Scotland’s productivity has remained ranked 16 out of 38 comparator economies over the last decade, it says, demonstrating no progress on the Scottish Government’s target to improve Scotland’s relative performance


Sir Tom Hunter, the billionaire investor and philanthropist, said that the analysis was “spot on” and told The Times he was “very worried” about individuals and businesses leaving Scotland because the country has become “less attractive to them” under the SNP’s tax regime.

“The fact the recent budget prioritised cutting the enterprise budget leaves you asking which magic wand does this government expect economic growth to come from,” he said.

“Moreover, the point Audit Scotland make about joined-up thinking across government could not be more emphatically emphasised by that same budget. On the one hand increase taxes for ‘high earners’, on the other subsidise those same earners by freezing council tax.”

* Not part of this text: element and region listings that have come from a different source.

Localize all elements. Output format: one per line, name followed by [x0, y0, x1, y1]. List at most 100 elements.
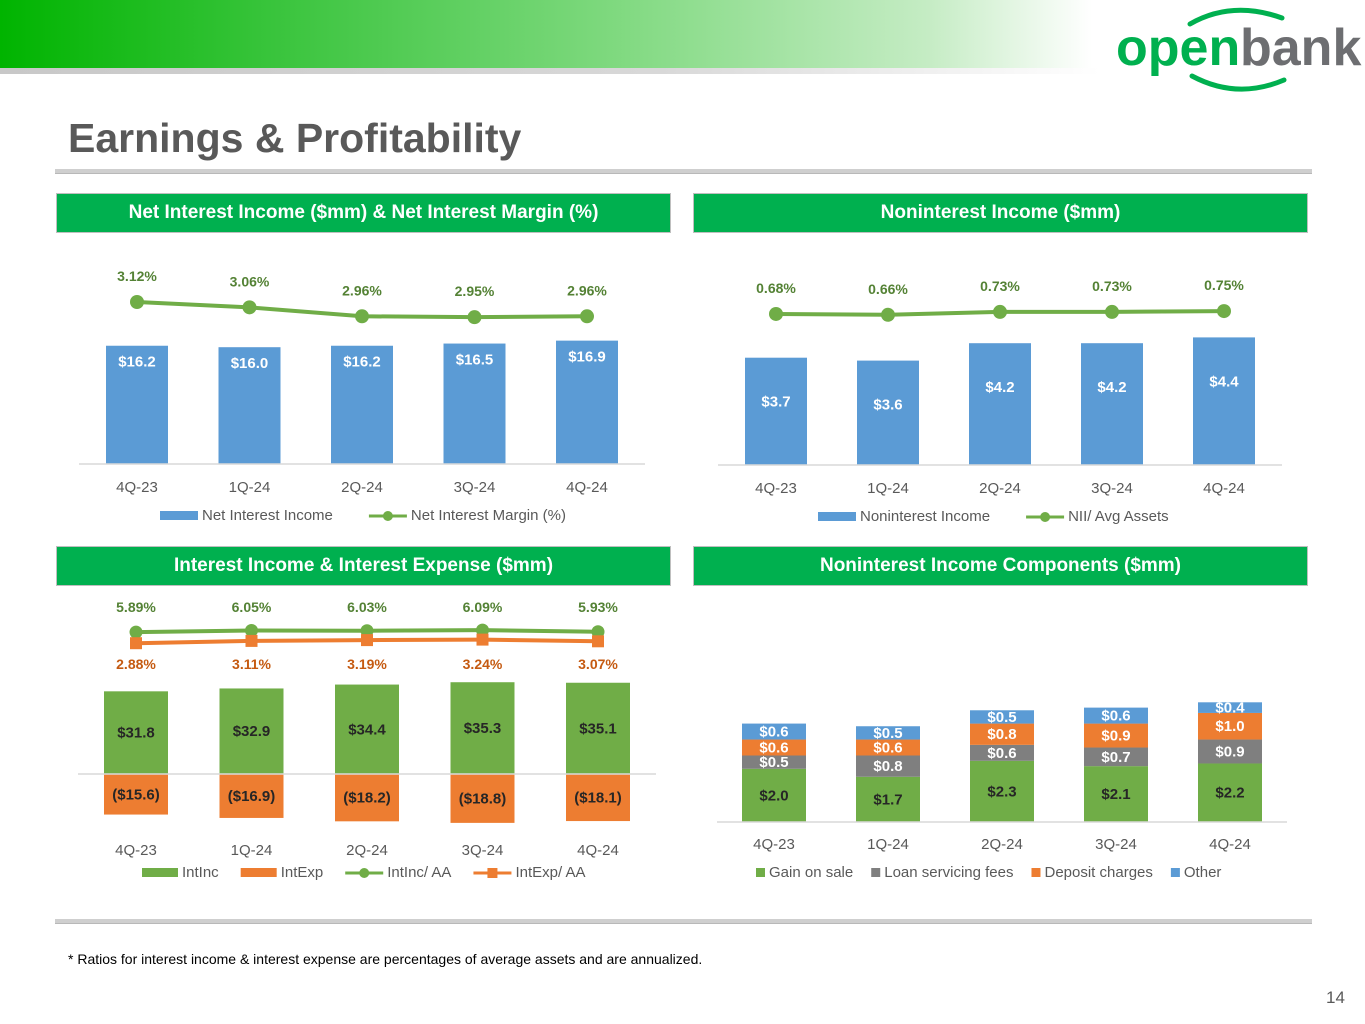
- panel-header-interest-income-expense: Interest Income & Interest Expense ($mm): [56, 546, 671, 586]
- bar-segment-gain-on-sale: [856, 776, 920, 822]
- x-tick-label: 1Q-24: [867, 836, 909, 853]
- legend-label-other: Other: [1184, 864, 1222, 881]
- line-point-nii-avg-assets: [1217, 304, 1231, 319]
- x-tick-label: 1Q-24: [229, 479, 271, 496]
- line-point-net-interest-margin: [580, 309, 594, 324]
- bar-intinc: [219, 688, 284, 774]
- line-point-net-interest-margin: [467, 310, 482, 325]
- line-point-intexp-aa: [361, 634, 373, 647]
- bar-intinc: [104, 691, 168, 774]
- legend-swatch-loan-servicing-fees: [871, 868, 881, 877]
- bar-data-label: $2.0: [759, 787, 788, 804]
- bar-data-label: $32.9: [233, 723, 271, 740]
- bar-segment-other: [1084, 707, 1148, 724]
- bar-data-label: ($15.6): [112, 786, 160, 803]
- bar-segment-gain-on-sale: [742, 768, 806, 822]
- legend-swatch-gain-on-sale: [756, 868, 765, 877]
- x-tick-label: 3Q-24: [1095, 836, 1137, 853]
- bar-segment-loan-servicing-fees: [970, 744, 1034, 761]
- bar-data-label: $0.6: [873, 740, 902, 757]
- legend-marker-nii-avg-assets: [1040, 512, 1051, 522]
- chart-interest-income-expense: $31.8 $32.9 $34.4 $35.3 $35.1 ($15.6) ($16.9) (…: [78, 599, 656, 881]
- bar-data-label: $0.6: [1101, 708, 1130, 725]
- line-point-intexp-aa: [130, 637, 142, 650]
- panel-header-net-interest-income: Net Interest Income ($mm) & Net Interest…: [56, 193, 671, 233]
- x-tick-label: 4Q-23: [115, 842, 157, 859]
- bar-segment-deposit-charges: [742, 739, 806, 756]
- line-data-label: 3.06%: [230, 273, 270, 289]
- bar-data-label: $16.2: [118, 354, 156, 371]
- bar-data-label: $0.6: [759, 740, 788, 757]
- bar-intexp: [566, 774, 630, 822]
- bar-intinc: [450, 682, 515, 774]
- bar-intexp: [104, 774, 168, 815]
- line-point-nii-avg-assets: [993, 304, 1007, 319]
- bar-data-label: $0.9: [1101, 728, 1130, 745]
- x-tick-label: 2Q-24: [981, 836, 1023, 853]
- legend-swatch-intexp: [240, 868, 277, 877]
- bar-segment-loan-servicing-fees: [856, 755, 920, 777]
- bar-noninterest-income: [857, 360, 919, 465]
- bar-data-label: ($16.9): [228, 788, 276, 805]
- legend-swatch-other: [1170, 868, 1180, 877]
- bar-segment-other: [742, 723, 806, 740]
- bar-data-label: $35.1: [579, 720, 617, 737]
- line-point-intinc-aa: [591, 625, 605, 639]
- legend-marker-net-interest-margin: [382, 511, 393, 521]
- line-point-intexp-aa: [476, 633, 489, 646]
- bar-data-label: $0.7: [1101, 749, 1130, 766]
- bar-noninterest-income: [745, 357, 807, 465]
- line-point-nii-avg-assets: [881, 307, 895, 322]
- x-tick-label: 1Q-24: [867, 480, 909, 497]
- bar-net-interest-income: [556, 340, 618, 464]
- title-rule: [55, 169, 1312, 174]
- bar-data-label: $3.6: [873, 397, 902, 414]
- bar-data-label: $0.5: [873, 725, 902, 742]
- line-point-intexp-aa: [245, 634, 258, 647]
- bar-data-label: $0.9: [1215, 744, 1244, 761]
- bar-data-label: $16.9: [568, 349, 606, 366]
- legend-marker-intexp-aa: [487, 868, 498, 878]
- bar-segment-gain-on-sale: [970, 760, 1034, 822]
- bar-net-interest-income: [331, 345, 393, 464]
- bar-data-label: $0.6: [987, 745, 1016, 762]
- bar-segment-gain-on-sale: [1198, 763, 1262, 822]
- line-data-label: 0.68%: [756, 280, 796, 296]
- x-tick-label: 4Q-24: [1203, 480, 1245, 497]
- line-data-label: 2.95%: [455, 283, 495, 299]
- bar-data-label: $31.8: [117, 725, 155, 742]
- bar-data-label: $0.4: [1215, 700, 1245, 717]
- bar-net-interest-income: [106, 345, 168, 464]
- bar-segment-other: [1198, 702, 1262, 713]
- bar-segment-other: [970, 710, 1034, 724]
- line-data-label: 2.96%: [342, 282, 382, 298]
- bar-intexp: [335, 774, 399, 822]
- bar-segment-loan-servicing-fees: [1084, 747, 1148, 767]
- line-point-nii-avg-assets: [1105, 304, 1119, 319]
- x-tick-label: 3Q-24: [462, 842, 504, 859]
- bar-data-label: ($18.1): [574, 790, 622, 807]
- x-tick-label: 4Q-23: [755, 480, 797, 497]
- x-tick-label: 2Q-24: [341, 479, 383, 496]
- line-point-intinc-aa: [129, 625, 143, 639]
- legend-label-nii-avg-assets: NII/ Avg Assets: [1068, 508, 1169, 525]
- bar-data-label: $0.5: [759, 754, 788, 771]
- line-data-label: 3.11%: [232, 656, 271, 672]
- x-tick-label: 3Q-24: [1091, 480, 1133, 497]
- bar-intinc: [566, 682, 630, 774]
- bar-data-label: $35.3: [464, 720, 502, 737]
- line-data-label: 0.73%: [980, 278, 1020, 294]
- legend-swatch-intinc: [142, 868, 178, 877]
- bar-segment-deposit-charges: [970, 723, 1034, 745]
- bar-data-label: $1.7: [873, 791, 902, 808]
- x-tick-label: 4Q-23: [753, 836, 795, 853]
- bar-segment-other: [856, 726, 920, 740]
- legend-label-gain-on-sale: Gain on sale: [769, 864, 853, 881]
- bar-data-label: $4.2: [1097, 379, 1126, 396]
- footer-rule: [55, 919, 1312, 924]
- bar-data-label: $0.6: [759, 724, 788, 741]
- bar-noninterest-income: [1193, 337, 1255, 465]
- line-data-label: 3.07%: [578, 656, 618, 672]
- x-tick-label: 3Q-24: [454, 479, 496, 496]
- logo-arc-bottom: [1189, 73, 1287, 92]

Stephen Boyle, Auditor General for Scotland, said: “Making the shift to a wellbeing economy whilst also increasing tax revenue is a substantial challenge.

“Collective political leadership remains vital, and the government needs to better understand the cost and affordability of its plans so it can prioritise spending decisions.

“This is especially important at a time of continued pressure on public finances.”

Government response

Audit Scotland’s concerns follow criticism from the Institute for Fiscal Studies which said the recent budget had given “misleading impression” of the funding available for the health service, councils, and many other services.

Finance Secretary Shona Robison will face MSPs at Holyrood today for a debate on the budget, and will argue that it delivers funding “to tackle poverty and support public services in the face of a deeply challenging financial situation”.

Responding to today's Audit Scotland report, a spokesman for Scottish Government pledged that the strategy would be “refreshed and updated” and promised that the work would address the concerns raised by the auditor general.

He added: “As we approach the strategy’s two-year anniversary, the Scottish government recognises that much has changed fiscally, politically and internationally.

“In light of this, NSET will be refreshed and updated, addressing the key recommendations of this review by Audit Scotland, which includes revisiting governance to ensure the strategy continues to provide robust oversight.

“The refresh will reflect delivery of existing priorities but also new opportunities and progress against New Deal for Business recommendations, the Withers Review and the Green Industrial Strategy.”